A mantis shrimp in the lab of David Kisailus. (Photo: Carlos Puma)
The club is made of a composite material containing fibers of chitin, the same substance found in many marine crustacean shells and insect exoskeletons but arranged in a helicoidal structure that resembles a spiral staircase.
This spiral architecture, the new research shows, is naturally designed to survive the repeated high-velocity blows by filtering out certain frequencies of waves, called shear waves, which are particularly damaging.
The findings could allow researchers to use similar filtering principles for the development of new types of composite materials for applications including aerospace and automotive frames, body armor and athletic gear, including football helmets.
Mantis shrimp in the lab of David Kisailus at the University of California, Riverside.

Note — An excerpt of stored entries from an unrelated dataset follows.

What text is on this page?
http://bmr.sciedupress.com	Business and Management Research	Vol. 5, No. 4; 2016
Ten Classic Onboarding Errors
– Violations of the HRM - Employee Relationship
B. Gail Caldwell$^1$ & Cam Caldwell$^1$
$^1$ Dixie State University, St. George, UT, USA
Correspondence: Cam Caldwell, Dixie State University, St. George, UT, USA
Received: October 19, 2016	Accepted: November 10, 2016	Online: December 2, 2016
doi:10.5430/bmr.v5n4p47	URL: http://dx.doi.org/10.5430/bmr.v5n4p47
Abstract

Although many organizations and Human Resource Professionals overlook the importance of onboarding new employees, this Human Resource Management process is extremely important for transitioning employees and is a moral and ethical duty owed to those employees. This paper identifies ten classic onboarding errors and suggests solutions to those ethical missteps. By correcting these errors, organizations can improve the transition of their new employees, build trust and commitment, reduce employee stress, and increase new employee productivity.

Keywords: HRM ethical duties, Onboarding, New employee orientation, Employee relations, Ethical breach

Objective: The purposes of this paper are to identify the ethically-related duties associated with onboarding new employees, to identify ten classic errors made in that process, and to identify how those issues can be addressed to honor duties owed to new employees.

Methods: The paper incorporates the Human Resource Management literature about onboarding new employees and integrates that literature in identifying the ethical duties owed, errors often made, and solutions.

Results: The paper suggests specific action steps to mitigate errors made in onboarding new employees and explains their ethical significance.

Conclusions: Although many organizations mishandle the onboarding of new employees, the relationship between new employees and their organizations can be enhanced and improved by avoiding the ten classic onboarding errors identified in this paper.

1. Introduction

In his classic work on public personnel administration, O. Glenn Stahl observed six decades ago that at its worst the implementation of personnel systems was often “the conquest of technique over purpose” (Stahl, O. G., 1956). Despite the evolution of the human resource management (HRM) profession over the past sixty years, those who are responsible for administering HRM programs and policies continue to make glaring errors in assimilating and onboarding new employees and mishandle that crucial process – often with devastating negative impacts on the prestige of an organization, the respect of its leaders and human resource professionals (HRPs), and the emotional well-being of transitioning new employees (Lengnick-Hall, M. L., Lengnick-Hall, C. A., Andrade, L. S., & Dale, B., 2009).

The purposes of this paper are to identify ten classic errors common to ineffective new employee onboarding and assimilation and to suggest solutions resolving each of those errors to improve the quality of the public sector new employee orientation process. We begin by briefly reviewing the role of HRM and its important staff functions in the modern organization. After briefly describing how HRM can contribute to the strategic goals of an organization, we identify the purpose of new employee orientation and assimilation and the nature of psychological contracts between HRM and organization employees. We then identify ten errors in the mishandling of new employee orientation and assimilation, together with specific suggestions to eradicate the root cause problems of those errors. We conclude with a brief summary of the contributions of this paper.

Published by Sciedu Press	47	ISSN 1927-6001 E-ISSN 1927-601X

Kisailus studies the structure of the fist-like club of the mantis shrimp to develop tougher and stronger materials.
"This is a novel concept," said David Kisailus, the Winston Chung Endowed Professor in Energy Innovation at UC Riverside's Bourns College of Engineering. "It implies that we can make composite materials able to filter certain stress waves that would otherwise damage the material."
The "dactyl club" can reach an acceleration of 10,000 Gs, unleashing a barrage of impacts with the speed of a .22 caliber bullet.
"The smasher mantis shrimp will hit many times per day. It is amazing," said Pablo Zavattieri, an associate professor in the Lyles School of Civil Engineering and a University Faculty Scholar at Purdue University.
The researchers modeled the structure with the same mathematical equations used to study materials in solid-state physics and photonics, showing the structure possesses "bandgaps" that filter out the damaging effects of shear waves traveling at the speed of sound.